Licenciement et mise à pied du travailleur en situation irrégulière

En application de l’article L.8252-1 du code du travail : « Nul ne peut, directement ou indirectement, embaucher, conserver à son service ou employer pour quelque durée que ce soit un étranger non muni du titre l’autorisant à exercer une activité salariée en France ».

 

Cela signifie que si l’employeur apprend que l’un de ses salariés est en situation irrégulière et qu’il n’a, de ce fait, pas d’autorisation de travail, il doit le licencier. A défaut, l’employeur s’expose à des sanctions pénales, en vertu de l’article L.8256-2 du code du travail.

L’employeur peut-il mettre à pied son salarié pendant la procédure de licenciement pour défaut de titre de séjour ?

 

La mise à pied à titre conservatoire permet à l’employeur d’écarter le salarié de l’entreprise pendant la procédure de licenciement.

 

Compte tenu du risque qu’encourt l’employeur à garder à son service une personne qui n’est pas autorisée à travailler, l’employeur peut mettre à pied son salarié pendant la procédure de licenciement.

L’employeur doit-il rémunérer le salarié pendant la période de mise à pied ?

 

En principe, la période de mise à pied doit être rémunérée sauf dans deux cas :

  • Si l’employeur décide de transformer la mise à pied conservatoire en mise à pied disciplinaire, qui est en soi, une sanction ;
  • Si l’employeur licencie le salarié pour faute grave.

 

Si le salarié est licencié pour faute grave, la mise à pied à titre conservatoire n’est pas rémunérée car la faute du salarié est d’une telle gravité qu’elle rendait impossible son maintien dans l’entreprise, même pendant préavis (Cass. soc. 27 sept. 2007 n° 06-43.867 P).

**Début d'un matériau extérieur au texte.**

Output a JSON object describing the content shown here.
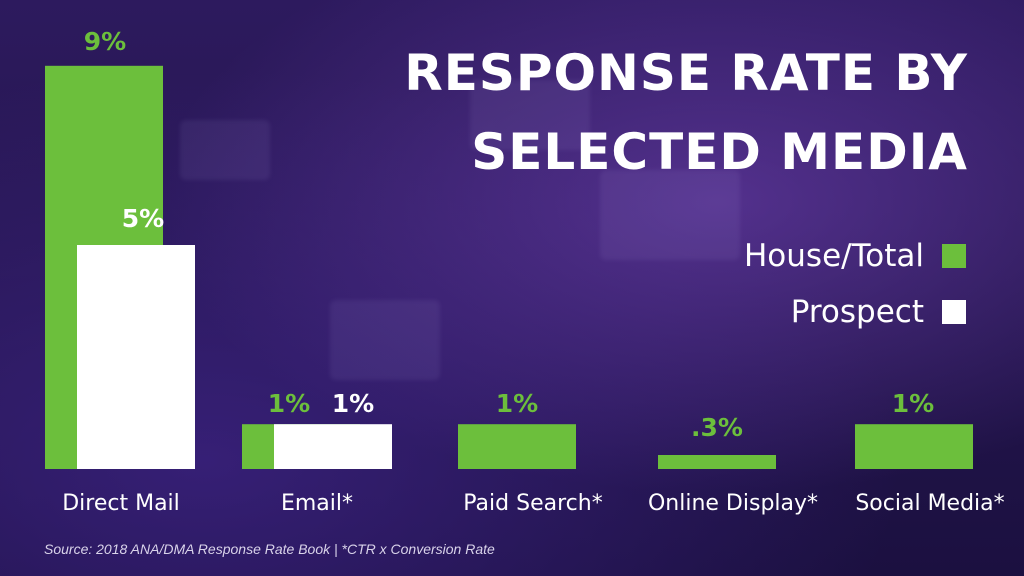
{
  "chart_data": {
    "type": "bar",
    "title_lines": [
      "RESPONSE RATE BY",
      "SELECTED MEDIA"
    ],
    "categories": [
      "Direct Mail",
      "Email*",
      "Paid Search*",
      "Online Display*",
      "Social Media*"
    ],
    "series": [
      {
        "name": "House/Total",
        "color": "#6cbf3c",
        "values": [
          9,
          1,
          1,
          0.3,
          1
        ],
        "labels": [
          "9%",
          "1%",
          "1%",
          ".3%",
          "1%"
        ]
      },
      {
        "name": "Prospect",
        "color": "#ffffff",
        "values": [
          5,
          1,
          null,
          null,
          null
        ],
        "labels": [
          "5%",
          "1%",
          null,
          null,
          null
        ]
      }
    ],
    "grid": false,
    "legend_position": "right",
    "label_color": "#6cbf3c"
  },
  "footnote": "Source: 2018 ANA/DMA Response Rate Book | *CTR x Conversion Rate"
}
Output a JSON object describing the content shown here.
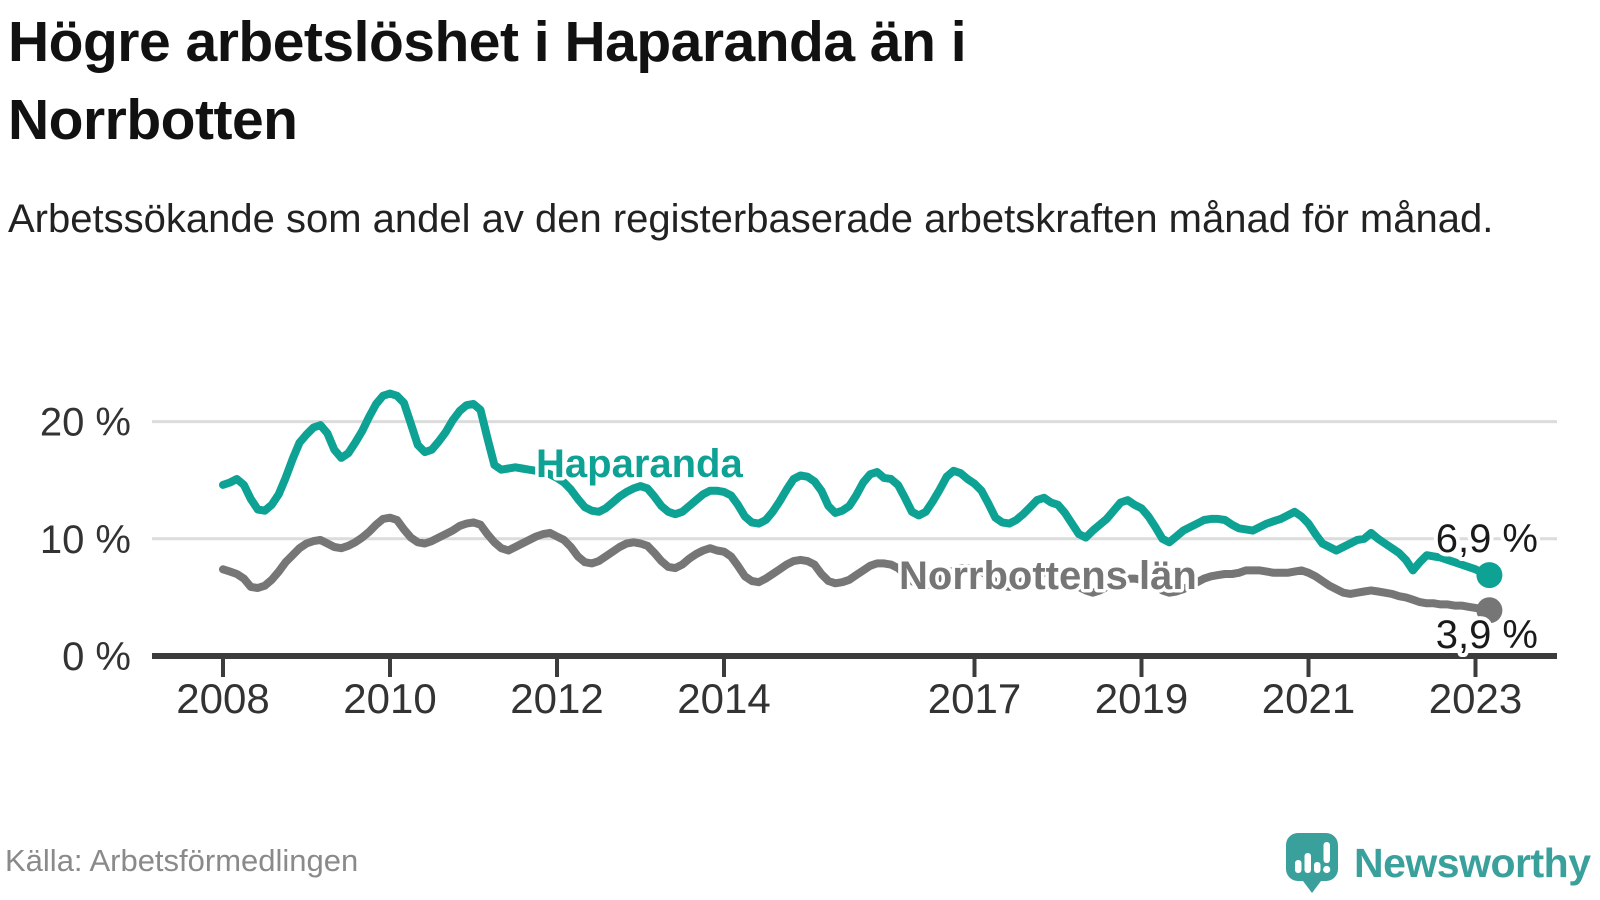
{
  "header": {
    "title": "Högre arbetslöshet i Haparanda än i\nNorrbotten",
    "subtitle": "Arbetssökande som andel av den registerbaserade arbetskraften månad för månad."
  },
  "footer": {
    "source": "Källa: Arbetsförmedlingen",
    "brand_name": "Newsworthy",
    "brand_icon": "newsworthy-speech-bubble-bar-chart-icon"
  },
  "colors": {
    "haparanda_line": "#0da294",
    "norrbotten_line": "#767676",
    "grid": "#dcdcdc",
    "axis": "#3c3c3c",
    "value_label_text": "#1a1a1a",
    "brand_teal": "#3aa09c",
    "muted_text": "#8a8a8a"
  },
  "chart_data": {
    "type": "line",
    "title": "Högre arbetslöshet i Haparanda än i Norrbotten",
    "subtitle": "Arbetssökande som andel av den registerbaserade arbetskraften månad för månad.",
    "unit": "%",
    "x_start": {
      "year": 2008,
      "month": 1
    },
    "x_end": {
      "year": 2023,
      "month": 3
    },
    "frequency": "monthly",
    "ylim": [
      0,
      23.5
    ],
    "grid": "horizontal-only",
    "legend": "inline-labels",
    "y_ticks": [
      {
        "value": 0,
        "label": "0 %"
      },
      {
        "value": 10,
        "label": "10 %"
      },
      {
        "value": 20,
        "label": "20 %"
      }
    ],
    "x_ticks": [
      {
        "value": 2008,
        "label": "2008"
      },
      {
        "value": 2010,
        "label": "2010"
      },
      {
        "value": 2012,
        "label": "2012"
      },
      {
        "value": 2014,
        "label": "2014"
      },
      {
        "value": 2017,
        "label": "2017"
      },
      {
        "value": 2019,
        "label": "2019"
      },
      {
        "value": 2021,
        "label": "2021"
      },
      {
        "value": 2023,
        "label": "2023"
      }
    ],
    "series": [
      {
        "name": "Haparanda",
        "color": "#0da294",
        "end_label": "6,9 %",
        "end_value": 6.9,
        "values": [
          14.6,
          14.8,
          15.1,
          14.6,
          13.4,
          12.5,
          12.4,
          12.9,
          13.8,
          15.2,
          16.8,
          18.2,
          18.9,
          19.5,
          19.7,
          19.0,
          17.6,
          16.9,
          17.3,
          18.2,
          19.2,
          20.4,
          21.5,
          22.2,
          22.4,
          22.2,
          21.6,
          19.8,
          18.0,
          17.4,
          17.6,
          18.3,
          19.1,
          20.1,
          20.9,
          21.4,
          21.5,
          21.0,
          18.6,
          16.3,
          15.9,
          16.0,
          16.1,
          16.0,
          15.9,
          15.8,
          15.7,
          15.5,
          15.2,
          14.8,
          14.2,
          13.4,
          12.7,
          12.4,
          12.3,
          12.6,
          13.1,
          13.6,
          14.0,
          14.3,
          14.5,
          14.3,
          13.6,
          12.8,
          12.3,
          12.1,
          12.3,
          12.8,
          13.3,
          13.8,
          14.1,
          14.1,
          14.0,
          13.7,
          12.9,
          11.9,
          11.4,
          11.3,
          11.6,
          12.3,
          13.2,
          14.2,
          15.1,
          15.4,
          15.3,
          14.9,
          14.1,
          12.8,
          12.2,
          12.4,
          12.8,
          13.7,
          14.8,
          15.5,
          15.7,
          15.2,
          15.1,
          14.6,
          13.5,
          12.3,
          12.0,
          12.3,
          13.2,
          14.2,
          15.3,
          15.8,
          15.6,
          15.1,
          14.7,
          14.1,
          13.0,
          11.8,
          11.4,
          11.3,
          11.6,
          12.1,
          12.7,
          13.3,
          13.5,
          13.1,
          12.9,
          12.2,
          11.3,
          10.4,
          10.1,
          10.7,
          11.2,
          11.7,
          12.4,
          13.1,
          13.3,
          12.9,
          12.6,
          11.9,
          11.0,
          10.0,
          9.7,
          10.2,
          10.7,
          11.0,
          11.3,
          11.6,
          11.7,
          11.7,
          11.6,
          11.2,
          10.9,
          10.8,
          10.7,
          11.0,
          11.3,
          11.5,
          11.7,
          12.0,
          12.3,
          11.9,
          11.3,
          10.4,
          9.6,
          9.3,
          9.0,
          9.3,
          9.6,
          9.9,
          10.0,
          10.5,
          10.0,
          9.6,
          9.2,
          8.8,
          8.2,
          7.3,
          8.0,
          8.6,
          8.5,
          8.4,
          8.2,
          8.0,
          7.8,
          7.6,
          7.4,
          7.1,
          6.9
        ]
      },
      {
        "name": "Norrbottens län",
        "color": "#767676",
        "end_label": "3,9 %",
        "end_value": 3.9,
        "values": [
          7.4,
          7.2,
          7.0,
          6.6,
          5.9,
          5.8,
          6.0,
          6.5,
          7.2,
          8.0,
          8.6,
          9.2,
          9.6,
          9.8,
          9.9,
          9.6,
          9.3,
          9.2,
          9.4,
          9.7,
          10.1,
          10.6,
          11.2,
          11.7,
          11.8,
          11.6,
          10.8,
          10.1,
          9.7,
          9.6,
          9.8,
          10.1,
          10.4,
          10.7,
          11.1,
          11.3,
          11.4,
          11.2,
          10.4,
          9.7,
          9.2,
          9.0,
          9.3,
          9.6,
          9.9,
          10.2,
          10.4,
          10.5,
          10.2,
          9.9,
          9.3,
          8.5,
          8.0,
          7.9,
          8.1,
          8.5,
          8.9,
          9.3,
          9.6,
          9.7,
          9.6,
          9.4,
          8.8,
          8.1,
          7.6,
          7.5,
          7.8,
          8.3,
          8.7,
          9.0,
          9.2,
          9.0,
          8.9,
          8.5,
          7.7,
          6.8,
          6.4,
          6.3,
          6.6,
          7.0,
          7.4,
          7.8,
          8.1,
          8.2,
          8.1,
          7.8,
          7.0,
          6.4,
          6.2,
          6.3,
          6.5,
          6.9,
          7.3,
          7.7,
          7.9,
          7.9,
          7.8,
          7.5,
          7.0,
          6.4,
          6.1,
          6.0,
          6.2,
          6.6,
          7.0,
          7.3,
          7.5,
          7.5,
          7.4,
          7.2,
          6.8,
          6.3,
          6.0,
          5.9,
          6.1,
          6.4,
          6.7,
          7.0,
          7.1,
          7.1,
          7.0,
          6.8,
          6.4,
          5.9,
          5.6,
          5.4,
          5.6,
          5.9,
          6.2,
          6.5,
          6.6,
          6.6,
          6.5,
          6.3,
          6.0,
          5.6,
          5.4,
          5.5,
          5.7,
          6.0,
          6.3,
          6.6,
          6.8,
          6.9,
          7.0,
          7.0,
          7.1,
          7.3,
          7.3,
          7.3,
          7.2,
          7.1,
          7.1,
          7.1,
          7.2,
          7.3,
          7.1,
          6.8,
          6.4,
          6.0,
          5.7,
          5.4,
          5.3,
          5.4,
          5.5,
          5.6,
          5.5,
          5.4,
          5.3,
          5.1,
          5.0,
          4.8,
          4.6,
          4.5,
          4.5,
          4.4,
          4.4,
          4.3,
          4.3,
          4.2,
          4.1,
          4.0,
          3.9
        ]
      }
    ]
  }
}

Le défaut de titre de séjour constitue-t-il une faute grave justifiant le licenciement du salarié et le non-paiement du salaire pendant la période mise à pied à titre conservatoire ?

 

La Cour de cassation a répondu à cette question dans un arrêt du 23 novembre 2022.

 

Dans cette affaire, l’employeur avait demandé à plusieurs reprises à son salarié de lui fournir son titre de séjour avec une autorisation de travailler. En l’absence d’un tel document, l’employeur a décidé de mettre à pied le salarié à titre conservatoire et de le licencier pour faute grave.

 

Le salarié a contesté son licenciement et réclamé le paiement de son salaire pendant la période de mise à pied.

 

La Cour de cassation a considéré que :

 

« si l’irrégularité de la situation d’un travailleur étranger constitue nécessairement une cause objective justifiant la rupture de son contrat de travail exclusive de l’application des dispositions relatives aux licenciements et de l’allocation de dommages-intérêts pour licenciement sans cause réelle et sérieuse, elle n’est pas constitutive en soi d’une faute grave. L’employeur qui entend invoquer une faute grave distincte de la seule irrégularité de l’emploi doit donc en faire état dans la lettre de licenciement.

 

7. Seule la faute grave peut justifier une mise à pied conservatoire et le non-paiement du salaire durant cette période » (Cass. 23 novembre 2022, n°21-12.125).

 

Par cet arrêt, la Cour de cassation explique que l’employeur peut licencier un travailleur étranger qui est en situation irrégulière sur ce seul fondement. Le défaut de titre de séjour autorisant à travailler est une cause objective de licenciement.

 

Cependant, la situation irrégulière vis-à-vis de l’emploi ne constitue pas en soi une faute grave.

 

En conséquence, si l’employeur n’a pas de faute grave à invoquer à l’appui du licenciement pour défaut de titre de séjour, la mise à pied du salarié pendant la procédure de licenciement doit être rémunérée, en application de l’article L.8252-2 du code du travail.

 

Si au contraire, l’employeur invoque une faute grave, il doit impérativement la préciser dans la lettre de licenciement.

 

Il convient néanmoins de rappeler que le travailleur en situation irrégulière, injustement licencié pour faute grave, ne peut pas bénéficier des dommages et intérêts pour licenciement sans cause réelle et sérieuse même si le licenciement est fondé sur un mauvais motif.